Well, we talked about averaging IPs of 400 barrels a day last year, and that was more offsetting some existing areas that we know quite well. We don't have a single well in the high-productivity area of the Seal assets that we just acquired yet because we've been spending some time and putting some capital into upgrading roads and pads and the gas infrastructure that's required to be compliant. So this area varies quite a bit. As you know, in the old Harmon Valley area, we had wells that were north of 1,000 barrels a day IP30. And there are other parts of the field that are not that productive. So you will see some of that from us in terms of high-productivity wells in the northern Seal area this year. We fully expect that.
Okay. Got it. That helps. And then just kind of along the same lines but shifting down to the Eagle Ford. I noticed a lot of technical revisions, kind of 7% to 8% on your proved, on the shale gas, NGLs and tight oil. So all good things. Just wondering again, are your type curves proving to be conservative given those revisions? Or how are you seeing the dynamic between the wells in the ground versus what you think is going to happen going forward?
Well, the well performance has consistently surprised us to the positive over the last several quarters and actually years. So we talked about a step change of another 12% improvement on our IP30s this year versus last year. But you saw from the operators, it's not just IP30s, it's IP180s. So the front end of the curve looks very strong. But I would also say we've got production that's been on for a considerable length of time in this field even before we've acquired it. So as we look at the total curve, the base performance has been very, very strong, not just the front 30 to 90 days. So the -- I guess, what I'm saying is the whole curve is lifted up and that we're very excited about it. And we're going to keep it going.
Our next question comes from Michael Dunn of GMP First Energy.
Ed, I just wondered if you could walk us through the profile of, sort of on a quarterly basis, how production looks this year and I guess relative to Q4 and your average guidance for 2018.
Well, we haven't changed guidance, Michael. We're sticking with our 68,000 to 72,000 BOEs a day. Our run rates are strong right now, as they were in Q4. We'll go into breakup. So we'll have some weather impacts and the usual sort of quarterly swings, but we don't typically put out a quarterly production profile, if you will.
Well, yes. I guess I'm just wondering is there a dip in the first half but higher in the second half to meet your average or...
Yes, we're pretty steady as she goes, Michael.

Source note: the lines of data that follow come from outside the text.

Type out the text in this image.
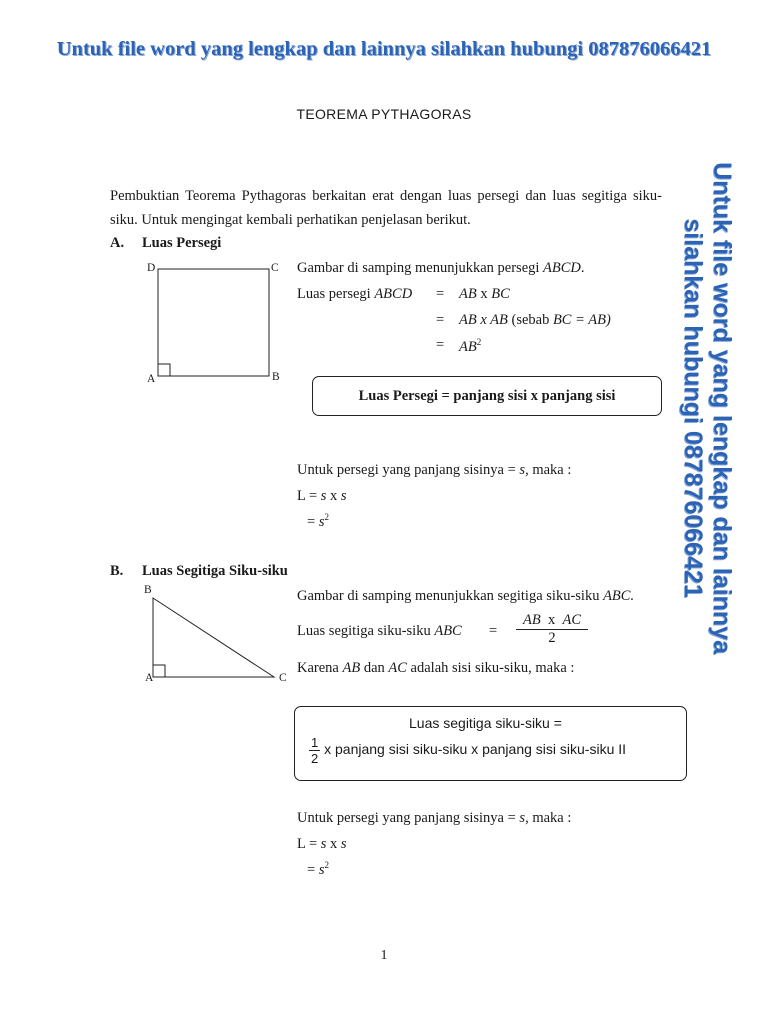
Untuk file word yang lengkap dan lainnya silahkan hubungi 08787606642​1
Untuk file word yang lengkap dan lainnya
silahkan hubungi 087876066421
TEOREMA PYTHAGORAS
Pembuktian Teorema Pythagoras berkaitan erat dengan luas persegi dan luas segitiga siku-siku. Untuk mengingat kembali perhatikan penjelasan berikut.
A. Luas Persegi
D	C
A	B
Gambar di samping menunjukkan persegi ABCD.
Luas persegi ABCD = AB x BC
= AB x AB (sebab BC = AB)
= $AB^2$
Luas Persegi = panjang sisi x panjang sisi
Untuk persegi yang panjang sisinya = s, maka :
L = s x s
= $s^2$
B. Luas Segitiga Siku-siku
B
A	C
Gambar di samping menunjukkan segitiga siku-siku ABC.
Luas segitiga siku-siku ABC = $\frac{\text{AB x AC}}{2}$
Karena AB dan AC adalah sisi siku-siku, maka :
Luas segitiga siku-siku =
$\frac{1}{2}$ x panjang sisi siku-siku x panjang sisi siku-siku II
Untuk persegi yang panjang sisinya = s, maka :
L = s x s
= $s^2$
1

We're running right now 69-plus thousand barrels a day, and Q1 looks a lot like Q4 so far, despite the fact that we had very little activity in Canada in Q4, actually since the end of the summer. So we're running pretty steady right now, and then we'll move into breakup. We'll reevaluate then we'll come out very strong. But the Eagle Ford is running about 37,000 barrels a day. It's been trending very consistently post Hurricane Harvey right around those levels. So we're -- that's kind of where we are, and we'd like to grow it, but we'll see where we get on pricing. We'd like to -- we believe the differentials are going to come down, but probably won't start seeing that until about June/July.
This concludes the question-and-answer session. I would like to turn the conference back over to Mr. Ector for any closing remarks.
All right. Thank you, Ariel, and thanks, everyone, for participating in our year-end conference call today. Have a great day.
This concludes today's conference call. You may disconnect your lines. Thank you for participating and have a pleasant day.